Devenu dans la mort une icône mondiale de la lutte contre le racisme et les violences policières, George Floyd sera inhumé mardi à Houston, la ville où il a grandi et longtemps mené une existence faite d'épreuves mais aussi de gestes de générosité, d'une part d'ombre et de rédemption.
Du haut de ses presque deux mètres, cet Afro-Américain de 46 ans père de trois enfants était considéré par ses proches comme un "doux géant" qui professait la paix, le sport et l'amour de Dieu après des démêlés judiciaires et malgré ses addictions.
Sa mère déménage pour Houston peu après sa naissance en Caroline du Nord en 1973. Il grandit dans le "Third Ward", un quartier majoritairement noir et pauvre du centre de la grande ville du Texas.
"Nous n'avions vraiment pas grand-chose, mais nous étions là les uns pour les autres", a raconté sa cousine Shareeduh Tate, lors d'une cérémonie d'hommage la semaine dernière à Minneapolis. Son ancienne institutrice, Waynel Sexton, raconte à l'AFP qu'en CE1, il voulait devenir "juge à la Cour suprême".
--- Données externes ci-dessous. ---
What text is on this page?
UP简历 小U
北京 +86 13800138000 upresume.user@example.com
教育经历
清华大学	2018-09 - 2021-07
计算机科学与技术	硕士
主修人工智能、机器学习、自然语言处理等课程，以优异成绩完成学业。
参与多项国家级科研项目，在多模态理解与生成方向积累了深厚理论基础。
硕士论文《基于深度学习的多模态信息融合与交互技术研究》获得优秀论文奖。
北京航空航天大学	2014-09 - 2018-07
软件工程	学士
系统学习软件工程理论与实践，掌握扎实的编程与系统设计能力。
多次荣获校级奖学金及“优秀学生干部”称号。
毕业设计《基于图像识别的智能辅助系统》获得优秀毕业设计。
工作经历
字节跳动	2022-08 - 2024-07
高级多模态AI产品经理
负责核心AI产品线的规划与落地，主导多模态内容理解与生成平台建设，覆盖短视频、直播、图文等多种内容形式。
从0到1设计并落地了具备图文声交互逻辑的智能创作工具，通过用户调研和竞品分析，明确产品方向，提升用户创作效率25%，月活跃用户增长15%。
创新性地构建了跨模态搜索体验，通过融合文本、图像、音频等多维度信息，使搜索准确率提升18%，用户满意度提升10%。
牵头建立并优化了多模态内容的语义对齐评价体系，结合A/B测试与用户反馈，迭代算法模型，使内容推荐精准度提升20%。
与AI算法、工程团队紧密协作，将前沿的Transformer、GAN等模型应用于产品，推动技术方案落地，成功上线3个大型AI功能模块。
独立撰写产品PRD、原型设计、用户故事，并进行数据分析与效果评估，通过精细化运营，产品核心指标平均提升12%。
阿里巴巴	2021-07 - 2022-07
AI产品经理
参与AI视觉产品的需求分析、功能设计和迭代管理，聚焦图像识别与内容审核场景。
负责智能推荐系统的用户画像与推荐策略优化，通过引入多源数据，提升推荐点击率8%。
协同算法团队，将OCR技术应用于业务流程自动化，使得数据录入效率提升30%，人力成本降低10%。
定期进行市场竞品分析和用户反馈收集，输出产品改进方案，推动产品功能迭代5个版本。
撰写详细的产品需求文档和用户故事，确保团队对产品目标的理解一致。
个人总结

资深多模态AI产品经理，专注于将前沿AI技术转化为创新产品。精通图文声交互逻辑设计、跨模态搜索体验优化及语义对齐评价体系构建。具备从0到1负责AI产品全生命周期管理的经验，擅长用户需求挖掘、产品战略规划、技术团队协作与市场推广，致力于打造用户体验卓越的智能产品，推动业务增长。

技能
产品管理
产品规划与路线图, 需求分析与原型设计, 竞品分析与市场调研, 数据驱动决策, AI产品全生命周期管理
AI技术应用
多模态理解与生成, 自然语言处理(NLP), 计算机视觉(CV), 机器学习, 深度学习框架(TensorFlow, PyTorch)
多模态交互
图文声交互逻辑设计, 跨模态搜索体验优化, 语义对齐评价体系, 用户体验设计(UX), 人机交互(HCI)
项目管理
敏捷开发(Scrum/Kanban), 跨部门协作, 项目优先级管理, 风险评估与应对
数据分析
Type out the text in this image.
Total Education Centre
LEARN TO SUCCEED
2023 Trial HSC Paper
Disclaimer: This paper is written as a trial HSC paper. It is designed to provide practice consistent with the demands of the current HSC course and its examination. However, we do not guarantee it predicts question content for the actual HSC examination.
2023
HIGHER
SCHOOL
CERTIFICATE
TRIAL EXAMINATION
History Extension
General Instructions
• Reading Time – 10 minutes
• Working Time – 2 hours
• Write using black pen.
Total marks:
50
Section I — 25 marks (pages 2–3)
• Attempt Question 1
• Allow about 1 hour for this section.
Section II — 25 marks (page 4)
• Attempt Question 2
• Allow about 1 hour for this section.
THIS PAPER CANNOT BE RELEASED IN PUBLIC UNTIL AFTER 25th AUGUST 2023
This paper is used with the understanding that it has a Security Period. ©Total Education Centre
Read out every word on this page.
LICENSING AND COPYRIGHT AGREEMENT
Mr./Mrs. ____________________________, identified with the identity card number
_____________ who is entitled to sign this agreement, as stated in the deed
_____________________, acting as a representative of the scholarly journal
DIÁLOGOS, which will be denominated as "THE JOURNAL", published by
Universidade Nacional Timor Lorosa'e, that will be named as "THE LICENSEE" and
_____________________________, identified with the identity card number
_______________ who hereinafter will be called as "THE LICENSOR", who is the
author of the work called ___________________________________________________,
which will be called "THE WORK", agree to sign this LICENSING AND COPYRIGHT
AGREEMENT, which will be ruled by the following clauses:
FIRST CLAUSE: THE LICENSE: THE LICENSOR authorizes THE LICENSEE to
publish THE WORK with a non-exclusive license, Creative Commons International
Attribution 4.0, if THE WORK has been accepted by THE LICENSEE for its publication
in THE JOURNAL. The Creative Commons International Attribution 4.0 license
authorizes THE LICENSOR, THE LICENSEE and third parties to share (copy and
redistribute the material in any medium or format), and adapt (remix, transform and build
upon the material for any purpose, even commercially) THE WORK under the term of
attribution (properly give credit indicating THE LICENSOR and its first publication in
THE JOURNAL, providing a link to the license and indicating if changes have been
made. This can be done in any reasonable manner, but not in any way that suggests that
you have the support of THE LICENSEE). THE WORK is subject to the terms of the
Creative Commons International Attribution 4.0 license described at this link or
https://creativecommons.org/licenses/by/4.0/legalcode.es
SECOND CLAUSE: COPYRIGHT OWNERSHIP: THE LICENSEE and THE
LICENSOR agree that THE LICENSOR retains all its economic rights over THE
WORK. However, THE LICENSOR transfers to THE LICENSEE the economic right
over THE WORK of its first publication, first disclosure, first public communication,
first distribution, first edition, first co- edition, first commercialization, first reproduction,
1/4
Au lycée Jack Yates, il joue le rôle d'un grand frère pour les jeunes du quartier. "Il apprenait aux jeunes comment se comporter comme un homme car il avait déjà beaucoup vécu", a raconté lors de la cérémonie son petit frère, Philonise Floyd.
Il brille au football américain et au basket, sport qu'il choisira à l'université. "Sur les terrains, c'était un monstre, mais dans la vie, quand il parlait aux gens, c'était un doux géant", ajoute Philonise.
- "Doué avec les mots" -
Il ne termine pas ses études universitaires, préférant revenir à Houston pour subvenir aux besoins de la famille. Dans les années 1990, il se lance dans le rap et "Big Floyd" connait un petit succès sur la scène indépendante locale.
Mais il n'échappe pas à la violence qui gangrène alors la scène underground de Houston. Plusieurs condamnations pour vol, trafic et usage de drogue, puis cambriolage, le mènent en prison à la fin des années 2000, selon le journal local.
Après quatre ans de détention, il se tourne vers Dieu et rencontre le pasteur d'une église qui s'installe dans le Third Ward. Grâce à sa notoriété et son aura, cet immense fan de LeBron James attire les jeunes pour des cours de religion et des matches de basket.
"Il inspirait la puissance, il était doué avec les mots", explique Philonise Floyd.
Faute de trouver un travail stable, il part pour le Minnesota en 2014, pour "changer de décor" selon Philonise Floyd, et pour aider financièrement la mère sa fille, Gianna, qui vient de naître.
Il travaille pour l'Armée du salut, comme chauffeur de camion, puis devient vigile dans un bar avant de perdre son emploi quand le Minnesota ferme ses restaurants pour lutter contre la pandémie de coronavirus.
"J'ai mes défauts et mes faiblesses, et je ne suis pas meilleur qu'un autre", admettait en 2017 George Floyd dans un message sur Instagram, en appelant à la fin des violences par armes à feu: "Je vous aime et Dieu vous aime, posez vos armes".
- Lui rendre justice -
Mais le 25 mai, comme le montre une vidéo de plusieurs minutes devenue virale, George Floyd meurt après une lente agonie quand un policier blanc presse son genou sur son cou alors qu'il est à terre dans la rue et menotté. Il venait d'acheter des cigarettes avec un faux billet, et il avait consommé du fentanyl, un puissant opiacé.
Ses dernières paroles "Je ne peux pas respirer" et son portrait ont depuis fait le tour du monde et relancé les revendications de la minorité noire américaine contre le racisme et les brutalités policières.
"Je veux qu'on lui rende justice parce qu'il était bon, peu importe ce que les gens pensent, c'était quelqu'un de bien", a lancé en pleurs Roxie Washington, la mère de sa fille Gianna.
Il sera enterré mardi à Houston, aux côtés de sa mère Larcenia décédée en 2018, dont il avait le surnom "Cissy" tatoué sur la poitrine.
La population du Third Ward lui a déjà rendu hommage avec deux fresques peintes dans le quartier. L'une d'elles, en face du complexe HLM de brique rouge où il a grandi, présente "Big Floyd" entouré de deux ailes d'anges et une auréole sur la tête.